I imagine that what's also problematic is the situation in Springfield. A governor who wants to get as much money as he can for his own grand schemes but seeminlgy unwilling to get what he wants unless the legislature compromises with him by giving him what he wants. The legislature, seemingly the Illinois House of Representatives doesn't seem to want to play that game though.

More CTA cuts coming

This time it appears to be worse than it would have been if they hadn't postponed the proposed cuts and raised the fares last month. Unfortunately since there's still a personality clash going on in Springfield I wish CTA, Pace, and Metra (agencies of the Regional Transit Authority) can get some more money to avoid having to make these painful changes.

Here's an article from the Tribune...
The Chicago Transit Authority this week will unveil a new and more severe round of service cuts and fare hikes to take place Jan. 1 unless the stalemate over state transit funding is broken.

The latest CTA "doomsday" scenario comes atop announced service reductions, fare increases and employee layoffs already scheduled for Nov. 4, when 39 bus routes would be eliminated and fares boosted to as high as $3 per ride.

It's a sure sign that, at a time when mass transit in the Chicago region should be in a vigorous expansion mode to combat choking traffic congestion and the failure to meet federal standards on controlling hazardous air pollutants in all six metro-area counties, the Regional Transportation Authority system is moving in the wrong direction.

On Wednesday, CTA President Ron Huberman will present two 2008 budget alternatives to the transit agency's board. One proposed budget is contingent on new funding; the other, under the no-new-funding scenario, slashes more service and increases fares well beyond the Nov. 4 contingency plan.

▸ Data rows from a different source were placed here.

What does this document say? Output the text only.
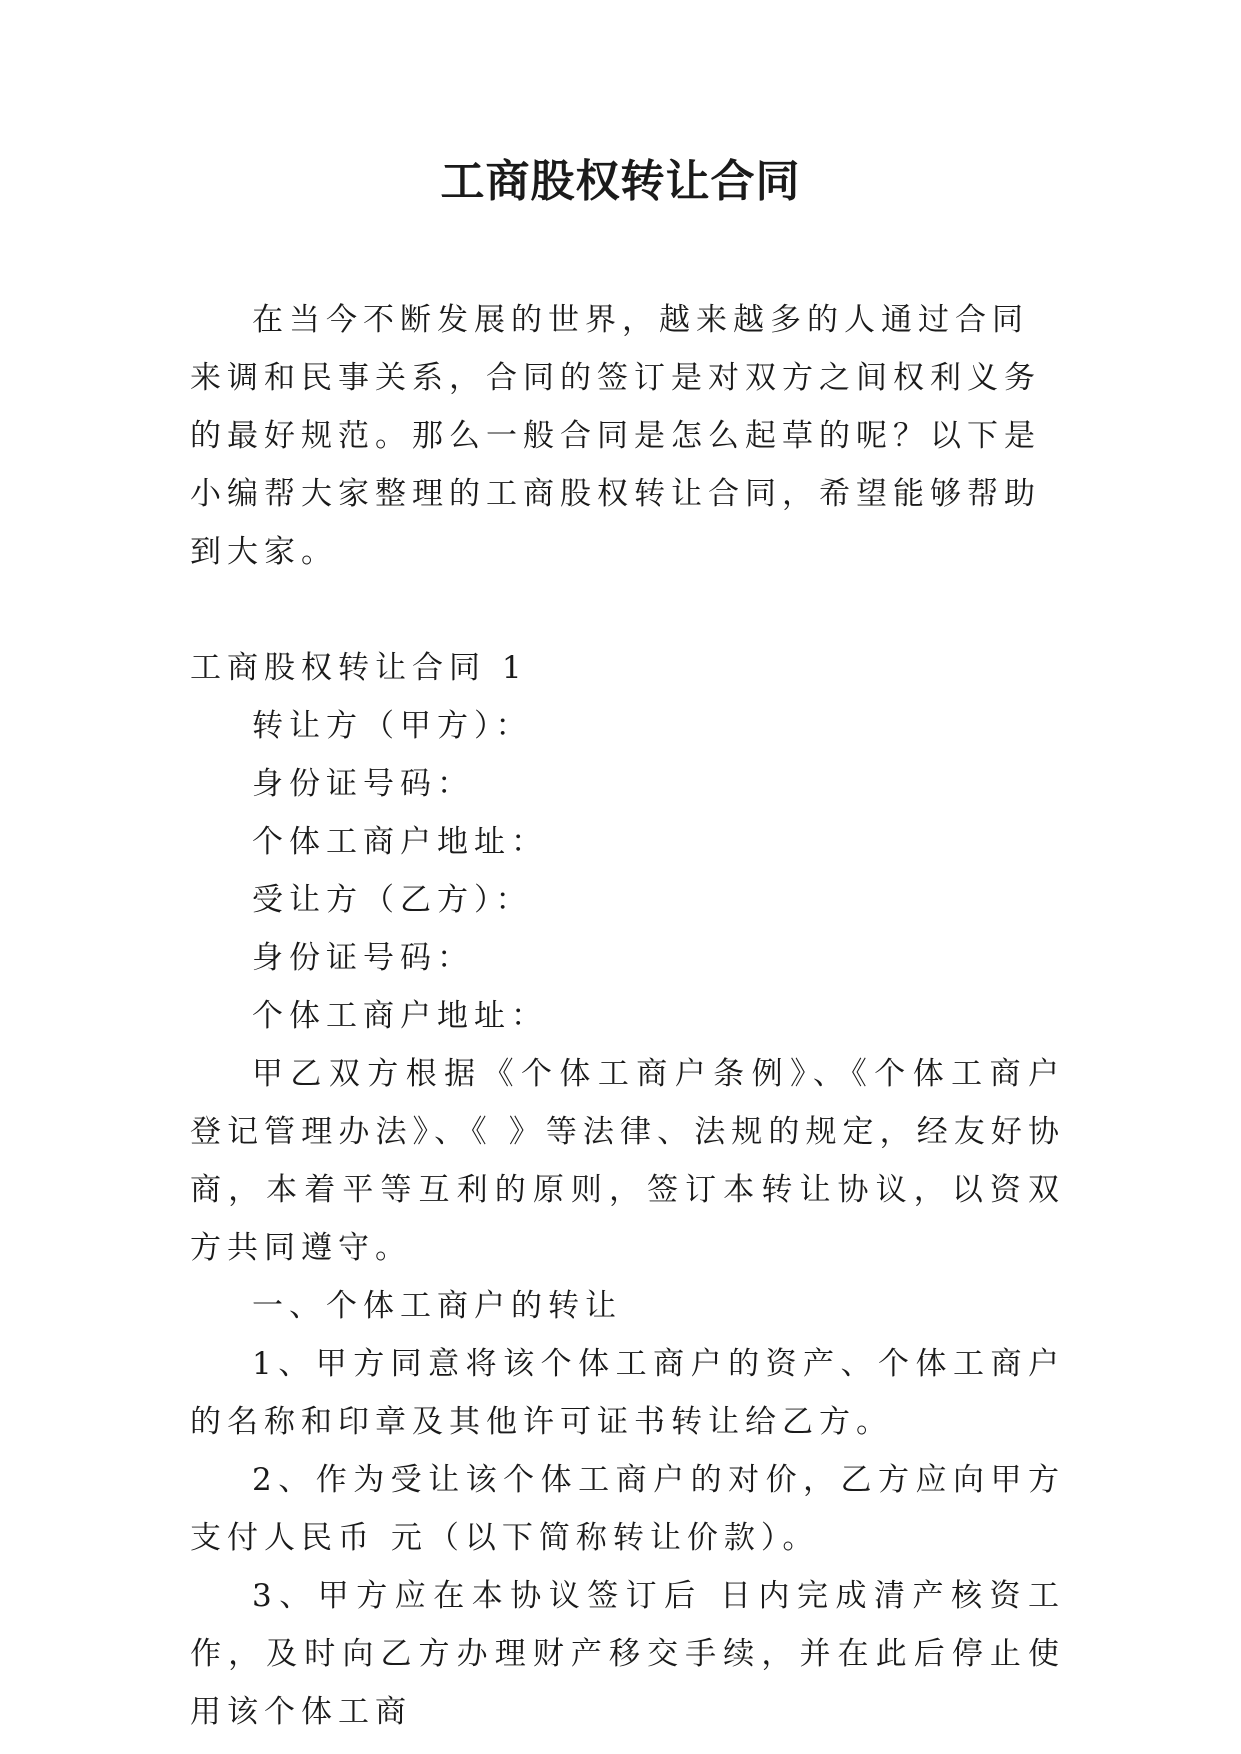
工商股权转让合同

在当今不断发展的世界，越来越多的人通过合同来调和民事关系，合同的签订是对双方之间权利义务的最好规范。那么一般合同是怎么起草的呢？以下是小编帮大家整理的工商股权转让合同，希望能够帮助到大家。

工商股权转让合同 1

转让方（甲方）：

身份证号码：

个体工商户地址：

受让方（乙方）：

身份证号码：

个体工商户地址：

甲乙双方根据《个体工商户条例》、《个体工商户登记管理办法》、《 》等法律、法规的规定，经友好协商，本着平等互利的原则，签订本转让协议，以资双方共同遵守。

一、个体工商户的转让

1、甲方同意将该个体工商户的资产、个体工商户的名称和印章及其他许可证书转让给乙方。

2、作为受让该个体工商户的对价，乙方应向甲方支付人民币 元（以下简称转让价款）。

3、甲方应在本协议签订后 日内完成清产核资工作，及时向乙方办理财产移交手续，并在此后停止使用该个体工商
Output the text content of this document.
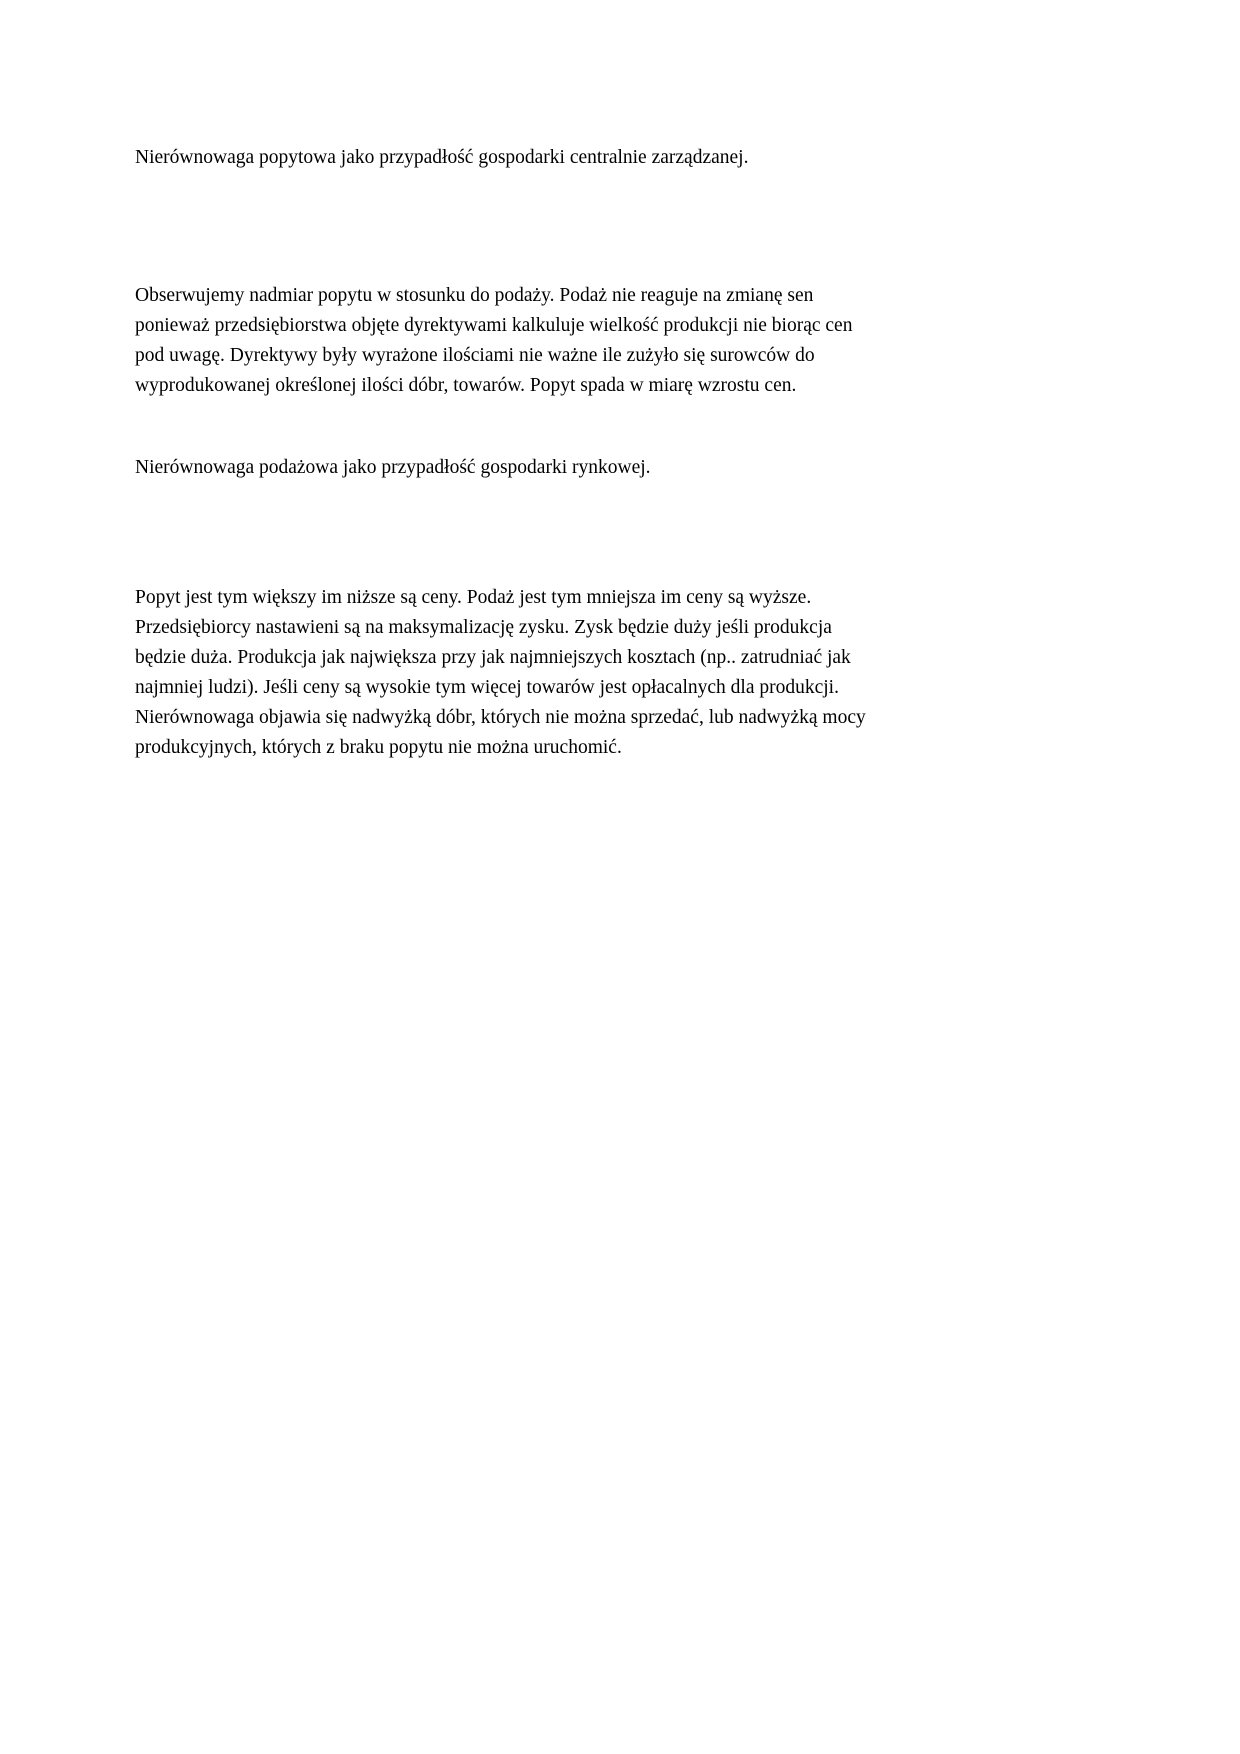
Nierównowaga popytowa jako przypadłość gospodarki centralnie zarządzanej.
Obserwujemy nadmiar popytu w stosunku do podaży. Podaż nie reaguje na zmianę sen
ponieważ przedsiębiorstwa objęte dyrektywami kalkuluje wielkość produkcji nie biorąc cen
pod uwagę. Dyrektywy były wyrażone ilościami nie ważne ile zużyło się surowców do
wyprodukowanej określonej ilości dóbr, towarów. Popyt spada w miarę wzrostu cen.
Nierównowaga podażowa jako przypadłość gospodarki rynkowej.
Popyt jest tym większy im niższe są ceny. Podaż jest tym mniejsza im ceny są wyższe.
Przedsiębiorcy nastawieni są na maksymalizację zysku. Zysk będzie duży jeśli produkcja
będzie duża. Produkcja jak największa przy jak najmniejszych kosztach (np.. zatrudniać jak
najmniej ludzi). Jeśli ceny są wysokie tym więcej towarów jest opłacalnych dla produkcji.
Nierównowaga objawia się nadwyżką dóbr, których nie można sprzedać, lub nadwyżką mocy
produkcyjnych, których z braku popytu nie można uruchomić.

Early this year, RTA officials ordered the CTA, Metra and Pace to pass 2007 budgets based on the risky assumption that the state would approve $226 million in new operating subsidies for transit. It was a questionable move at the time by the RTA, which is responsible for providing financial oversight.

Today, the RTA's gamble looks much, much worse. Relatively mild service cuts and fare hikes that would have taken place earlier this year to balance transit agency budgets -- if indeed such measures were really necessary to convince state lawmakers of the pending transit meltdown -- will pale in comparison to what may lie ahead.

Others share the blame with the RTA, however. When disagreement in the legislature over funding sources blocked passage of any new money for transit over the summer, Senate President Emil Jones (D-Chicago) was first to call on the CTA to postpone service cuts and fare hikes set for Sept. 16, in order to buy time for a deal.

Subsequently, Gov. Rod Blagojevich came up with a plan to get the CTA and Pace through their 2007 budget crises by advancing money to the transit agencies that they are counting on in 2008, a move that critics denounced as nothing more than a "payday loan."